Toplumun bilgisiz ve umursamaz olmasından faydalanan doktor ve eczacılar da var. Antibiyotik satılsın yeter… Hatta bir keresinde doktorların hastalarına yazdıkları antibiyotiklerden dolayı ilaç firmalarından tatil, araba vs. aldıklarını duymuştum. Ne kadar acı bir durum.
Yorumlarda antibiyotik kullanımını “peynir ekmek” yemeye benzetenler olmuş. Tam yerinde bir benzetme…
Elinize sağlık. Faydalı bir makale oldu. Devam yazılarınızı bekliyorum.
Teşekkürler Mehmet Akif. Yazma fırsatı verdiğin için ben sana teşekkür ediyorum. Birkaç konuya değinmişsin. ASlında toplumumuzda düşük sağlık bilgisi temel sorunlarımızdan bir tanesidir. Son yıllarda sosyal medyadan edinilen bilgiler de bu değirmene su taşımaktadır. Yapılan araştırmalarda sosyal medya üzerindeki bilgilerin gerçek-doğru-uygunluk gibi hususlarda ayırt edilmesinde halkın gerçekten yetersiz olduğu görülmüş. Yukarıda da bahsettiğim gibi bilinçlendirme ve sağlık okuryazarlığını artırmak şarttır. Maalesef meslek grubu ayırt etmeksizin sadece para kazanmak derdindeki karakterlere ne desek ne demesek bilemiyorum. İlaç firması-hastane-eczane arasındaki kirli ilişkilerin anlatıldığı bir video vardı. Konu çok uzun olduğu için bunu paylaşmak istedim.Belgesel: “Bazı doktorların market alışverişini bile ilaç firmaları yapıyor”… Devamını oku »
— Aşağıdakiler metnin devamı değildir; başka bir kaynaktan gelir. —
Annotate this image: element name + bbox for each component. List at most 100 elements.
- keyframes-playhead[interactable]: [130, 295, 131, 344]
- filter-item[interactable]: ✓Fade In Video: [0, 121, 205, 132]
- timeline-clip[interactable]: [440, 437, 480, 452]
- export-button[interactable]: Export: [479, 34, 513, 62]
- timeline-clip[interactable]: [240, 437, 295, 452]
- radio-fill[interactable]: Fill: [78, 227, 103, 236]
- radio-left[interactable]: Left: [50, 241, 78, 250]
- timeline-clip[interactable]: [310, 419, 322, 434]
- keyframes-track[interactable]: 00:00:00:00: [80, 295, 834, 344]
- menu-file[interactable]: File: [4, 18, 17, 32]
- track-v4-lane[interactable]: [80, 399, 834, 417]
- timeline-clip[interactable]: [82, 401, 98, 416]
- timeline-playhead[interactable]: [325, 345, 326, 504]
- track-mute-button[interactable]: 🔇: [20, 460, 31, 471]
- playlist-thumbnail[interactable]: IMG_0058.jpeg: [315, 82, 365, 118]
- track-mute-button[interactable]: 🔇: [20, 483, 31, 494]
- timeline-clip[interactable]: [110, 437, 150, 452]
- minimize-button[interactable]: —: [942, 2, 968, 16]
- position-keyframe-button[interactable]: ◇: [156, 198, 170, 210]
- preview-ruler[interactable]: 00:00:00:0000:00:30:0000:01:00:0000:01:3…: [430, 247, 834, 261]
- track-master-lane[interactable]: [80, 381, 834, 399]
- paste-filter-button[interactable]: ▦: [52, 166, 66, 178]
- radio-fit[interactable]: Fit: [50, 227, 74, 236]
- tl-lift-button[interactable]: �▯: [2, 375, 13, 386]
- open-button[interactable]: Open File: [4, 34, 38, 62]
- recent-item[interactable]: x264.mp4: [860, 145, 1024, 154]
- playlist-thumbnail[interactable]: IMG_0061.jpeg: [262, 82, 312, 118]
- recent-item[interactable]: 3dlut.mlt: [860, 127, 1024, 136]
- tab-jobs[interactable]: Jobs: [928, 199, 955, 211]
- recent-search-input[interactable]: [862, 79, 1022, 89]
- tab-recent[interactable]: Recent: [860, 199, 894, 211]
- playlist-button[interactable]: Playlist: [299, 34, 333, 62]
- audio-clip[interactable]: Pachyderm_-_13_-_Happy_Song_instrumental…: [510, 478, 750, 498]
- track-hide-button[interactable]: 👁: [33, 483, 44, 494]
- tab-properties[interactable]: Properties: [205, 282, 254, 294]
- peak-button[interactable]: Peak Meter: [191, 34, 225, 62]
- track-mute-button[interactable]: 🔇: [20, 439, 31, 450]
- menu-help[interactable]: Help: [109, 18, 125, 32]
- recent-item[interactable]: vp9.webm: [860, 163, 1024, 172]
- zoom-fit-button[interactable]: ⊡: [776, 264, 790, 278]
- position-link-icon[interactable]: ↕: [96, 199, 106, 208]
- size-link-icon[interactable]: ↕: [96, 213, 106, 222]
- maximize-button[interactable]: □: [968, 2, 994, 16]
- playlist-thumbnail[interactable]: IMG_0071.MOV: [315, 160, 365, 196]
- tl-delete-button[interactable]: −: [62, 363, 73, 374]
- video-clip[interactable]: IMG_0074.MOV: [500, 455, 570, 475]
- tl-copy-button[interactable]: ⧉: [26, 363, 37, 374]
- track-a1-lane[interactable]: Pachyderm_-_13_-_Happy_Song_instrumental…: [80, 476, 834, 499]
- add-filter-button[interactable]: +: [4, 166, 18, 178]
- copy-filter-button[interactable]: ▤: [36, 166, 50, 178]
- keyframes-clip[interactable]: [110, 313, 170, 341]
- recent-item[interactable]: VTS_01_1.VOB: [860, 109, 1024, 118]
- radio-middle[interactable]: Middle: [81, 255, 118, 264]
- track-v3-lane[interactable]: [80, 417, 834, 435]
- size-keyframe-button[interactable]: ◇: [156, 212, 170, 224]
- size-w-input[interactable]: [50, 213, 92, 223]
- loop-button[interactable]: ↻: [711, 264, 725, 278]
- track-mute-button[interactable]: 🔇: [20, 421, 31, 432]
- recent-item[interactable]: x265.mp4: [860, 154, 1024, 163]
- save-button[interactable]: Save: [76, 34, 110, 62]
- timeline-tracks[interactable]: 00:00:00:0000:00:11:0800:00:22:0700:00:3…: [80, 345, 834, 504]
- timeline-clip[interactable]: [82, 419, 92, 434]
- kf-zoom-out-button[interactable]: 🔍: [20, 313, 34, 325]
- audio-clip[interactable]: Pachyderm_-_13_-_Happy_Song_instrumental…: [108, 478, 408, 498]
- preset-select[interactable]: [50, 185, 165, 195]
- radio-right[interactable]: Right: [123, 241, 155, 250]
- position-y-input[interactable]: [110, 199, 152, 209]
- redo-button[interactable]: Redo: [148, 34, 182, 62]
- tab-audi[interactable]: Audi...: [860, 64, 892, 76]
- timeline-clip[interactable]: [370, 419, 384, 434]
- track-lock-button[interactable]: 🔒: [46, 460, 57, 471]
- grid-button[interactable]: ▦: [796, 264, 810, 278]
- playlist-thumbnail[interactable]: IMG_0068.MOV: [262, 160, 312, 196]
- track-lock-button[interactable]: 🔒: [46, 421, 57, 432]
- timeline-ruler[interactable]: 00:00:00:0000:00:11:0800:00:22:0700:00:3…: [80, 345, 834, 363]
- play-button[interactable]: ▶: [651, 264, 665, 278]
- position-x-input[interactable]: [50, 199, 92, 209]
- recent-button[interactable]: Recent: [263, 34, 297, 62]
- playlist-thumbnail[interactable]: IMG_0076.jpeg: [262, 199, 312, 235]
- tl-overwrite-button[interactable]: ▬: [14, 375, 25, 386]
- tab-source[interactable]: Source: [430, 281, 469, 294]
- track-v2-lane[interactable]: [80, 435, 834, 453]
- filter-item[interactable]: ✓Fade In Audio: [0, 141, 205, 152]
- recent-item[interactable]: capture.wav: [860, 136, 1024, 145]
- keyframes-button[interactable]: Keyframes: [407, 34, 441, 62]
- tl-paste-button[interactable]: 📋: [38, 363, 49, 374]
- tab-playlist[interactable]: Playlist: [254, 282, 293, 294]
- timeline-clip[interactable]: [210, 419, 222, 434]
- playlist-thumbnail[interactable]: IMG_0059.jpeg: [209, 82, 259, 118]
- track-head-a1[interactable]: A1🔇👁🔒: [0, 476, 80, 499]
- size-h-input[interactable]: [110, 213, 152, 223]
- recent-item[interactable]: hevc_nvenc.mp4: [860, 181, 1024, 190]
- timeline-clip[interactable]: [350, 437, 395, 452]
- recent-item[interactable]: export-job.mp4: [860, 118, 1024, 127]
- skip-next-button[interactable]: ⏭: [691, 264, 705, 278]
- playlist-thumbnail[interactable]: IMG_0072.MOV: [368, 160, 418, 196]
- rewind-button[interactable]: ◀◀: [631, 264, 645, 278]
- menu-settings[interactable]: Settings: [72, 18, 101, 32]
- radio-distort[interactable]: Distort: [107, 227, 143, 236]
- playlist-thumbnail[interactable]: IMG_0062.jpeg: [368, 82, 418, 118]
Bir miktar azalsa da maalesef hala bu sorun devam ediyor. Kimisi ilk öksürükten itibaren antibiyotiğe koşuyor. Bu zamanla oluşan bir alışkanlık ve iyi bir bilinçlendirme gerekiyor. Yıllarca her önüne gelen antibiyotik yazıp yollarsan önünü alamazsın.
Maalesef tüm paydaşlarda alışkanlıkları değiştirmek kolayca mümkün olmuyor. Sürekli dile getirmek ve bilinçlendirme çalıişmalarını artırmak gerecektir.
gereksiz yere kullandığımız o kadar cok şey var ki!!! bizim vatandaşımız kulaktan dolma laflarla hareket etmesine bayılıyor ne yazık ki 🙁 ah ah eğitim her yerde şart ne yazık ki
İnsan özellikle hasta olduğunda çare için her öneriye açık hale gelebiliyor. Suç sadece tek bir noktada değil. Eğitim ve bilinçlendirme hususunda haklısınız.
Öncelikle vermiş olduğunuz faydalı bilgilerden ötürü çok teşekkürler.. Toplumumuzda kesinlikle antibiyotik kullanımı ile ilgili yanlış bir algı var. Hatta çevremde de boğazı dahi ağrısa bilinçsizce antibiyotiğe sarılanları görmüşlüğüm oluyor. Şimdilerde doktorlar antibiyotik yazmaya pek yönelmiyor ve bunun nedenini de insanlarımızın bu denli bilinçsiz davranmasına bağlıyorum. Sadece antibiyotik değil, ilaca bağımlı bir toplum haline geldik desem yanlış olmaz.
Teşekkürler. İlaç=tedavi gibi bir algı da var. Genel olarak ilaç kullanım alışkanlığımızda hatalar varken özelde antibiyotiklerin doğru seçimi, doğru zamanda, sürede vs kullanımı ile ilgili hatalarımız da var. Hepsinin zamanla doğruya, güzele dönüşmesi temennisiyle.